Moving further along the timeline to around the 14th century, when sea trade was firmly established and Mediterranean life held a cohesive identity, a series of large pink Murano glass pearls are inscribed in Sabir, an archaic lingua franca spoken across the Mediterranean.
“I created these pearls out of glass because I wanted to link the Mediterranean and the Arabian Gulf,” Fattal explains. “On these pearls I wrote texts in Sabir, which was a combination of Arabic, French, Italian and Spanish and something that all merchants, pirates and slavers knew.”
The work reproduces the text of Sabir’s earliest attested example, the Contrasto della Zerbitana (The Conflict with the Woman of Djerba), an anonymous 14th century poem that recounts an argument taking place on the island of Djerba, off the coast of Tunisia, between a sailor and the mother of a woman he has abused. The piece highlights an era of colonialism often overlooked or forgotten entirely due to the more recent episodes of colonialism during the 18th and 19th centuries.

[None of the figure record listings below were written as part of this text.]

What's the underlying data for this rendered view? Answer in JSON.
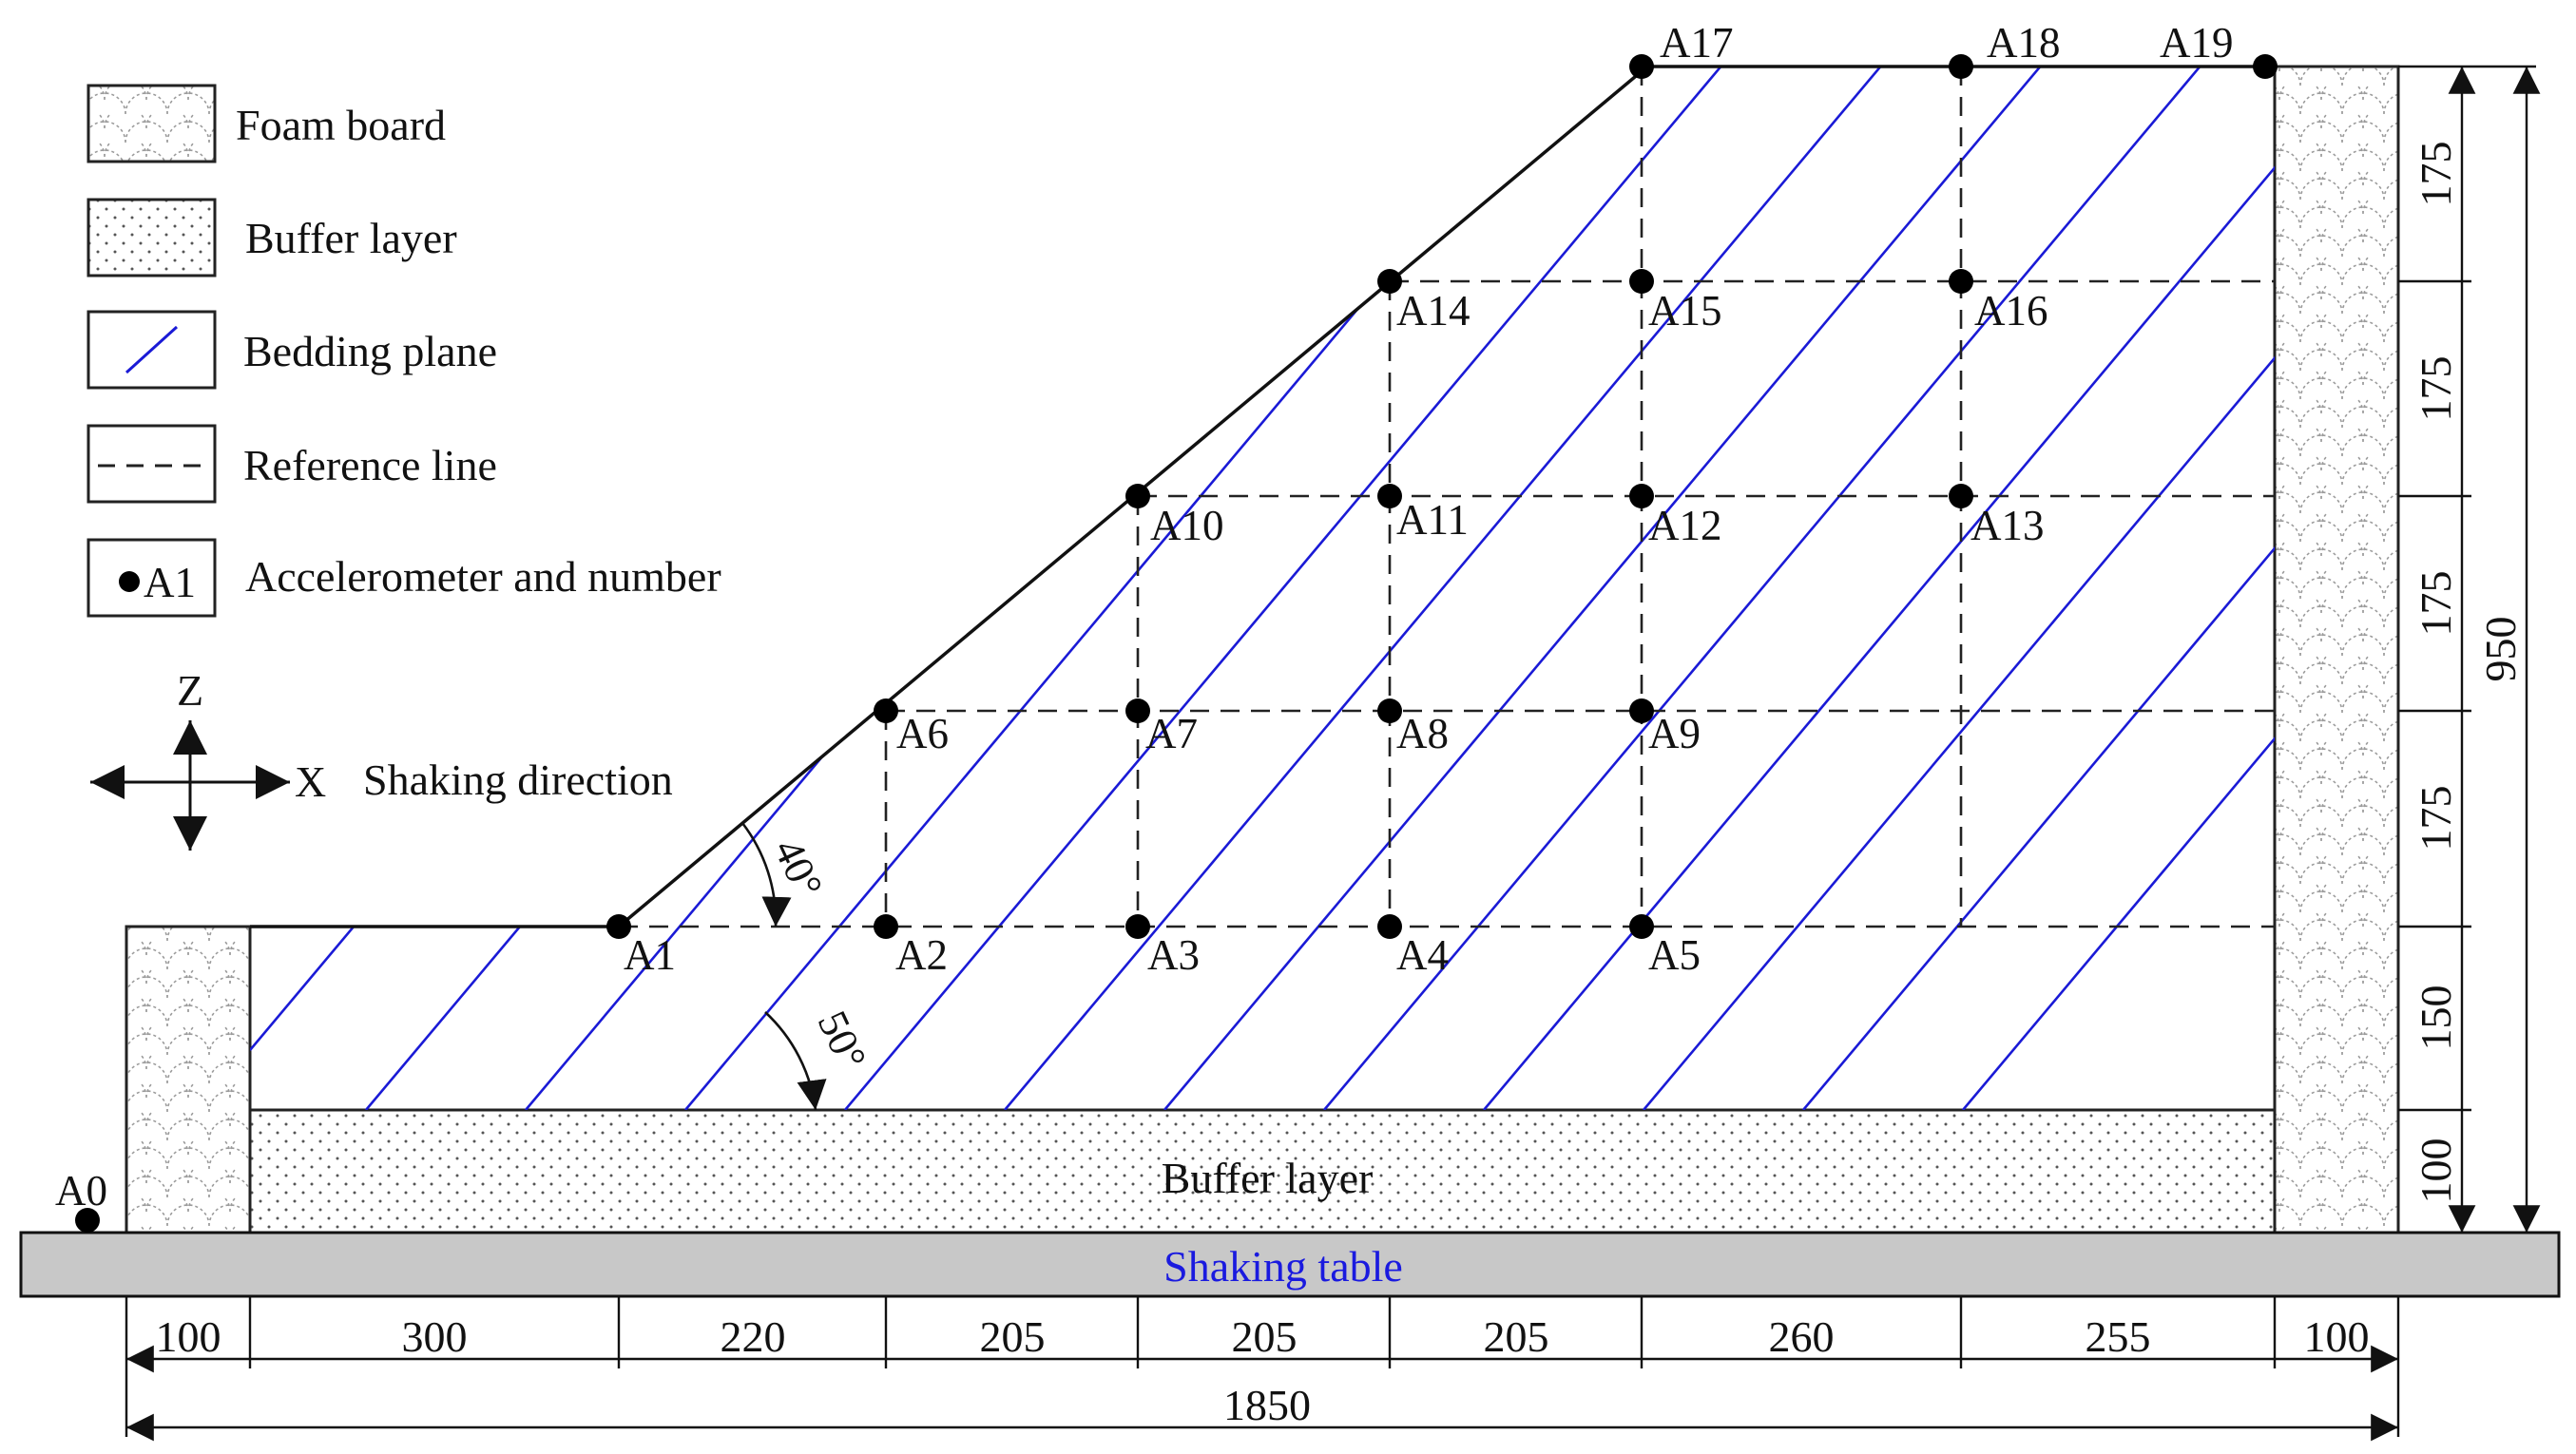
{
  "legend": {
    "foam_board": "Foam board",
    "buffer_layer": "Buffer layer",
    "bedding_plane": "Bedding plane",
    "reference_line": "Reference line",
    "accelerometer_sample": "A1",
    "accelerometer": "Accelerometer and number"
  },
  "axes": {
    "z": "Z",
    "x": "X",
    "shaking_direction": "Shaking direction"
  },
  "angles": {
    "slope_angle": "40°",
    "bedding_angle": "50°"
  },
  "layers": {
    "buffer_layer": "Buffer layer",
    "shaking_table": "Shaking table"
  },
  "colors": {
    "bedding_plane": "#1a1ad6",
    "shaking_table_fill": "#c8c8c8",
    "shaking_table_text": "#1a1adf",
    "accelerometer": "#000000"
  },
  "accelerometers": [
    "A0",
    "A1",
    "A2",
    "A3",
    "A4",
    "A5",
    "A6",
    "A7",
    "A8",
    "A9",
    "A10",
    "A11",
    "A12",
    "A13",
    "A14",
    "A15",
    "A16",
    "A17",
    "A18",
    "A19"
  ],
  "dimensions": {
    "bottom": [
      "100",
      "300",
      "220",
      "205",
      "205",
      "205",
      "260",
      "255",
      "100"
    ],
    "total_width": "1850",
    "right": [
      "175",
      "175",
      "175",
      "175",
      "150",
      "100"
    ],
    "total_height": "950"
  }
}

The installation ends with Bricola, a large earthenware sculpture inspired by the iconic Venetian wooden three-poled navigation markers that guide boats through the lagoon’s ecosystem, evoking the art of navigating the waterways of a more modern era.
On the other side of the church is Halilaj and Urbano’s Lunar Ensemble for Uprising Seas. The installation is fantastical and whimsical, creating an ecosystem of metal sea, land and aerial creatures, with music boxes attached, as a comment on climate change. It is inspired by a Spanish folk song titled Ay mi pescadito, once sung to Urbano by his grandmother and in which young fish go to school at the bottom of the sea to study forms of survival and belonging.
“All of these creatures are also musical instruments. There are music boxes, but also trumpets, percussion and a horn, activated by musicians and players,” Casavecchia explains. “Once a month, in accordance with the cycles of the moon, a performance will appear in the form of a small concert by seven musicians using seven sculptures, making a small parade around the courtyard outside and then coming into the church to continue the music.”
The sculptures are not modelled on real animals, but comprise imagined new species of marine, terrestrial and flying creatures that have evolved to survive the drastic climate changes of our planet. When humans interact with the sculptures, the music boxes are activated. Only by working in harmony as a group will they produce the complete melody. Above the creatures, a large egg-shaped moon hangs from the ceiling, evoking new life and transformation.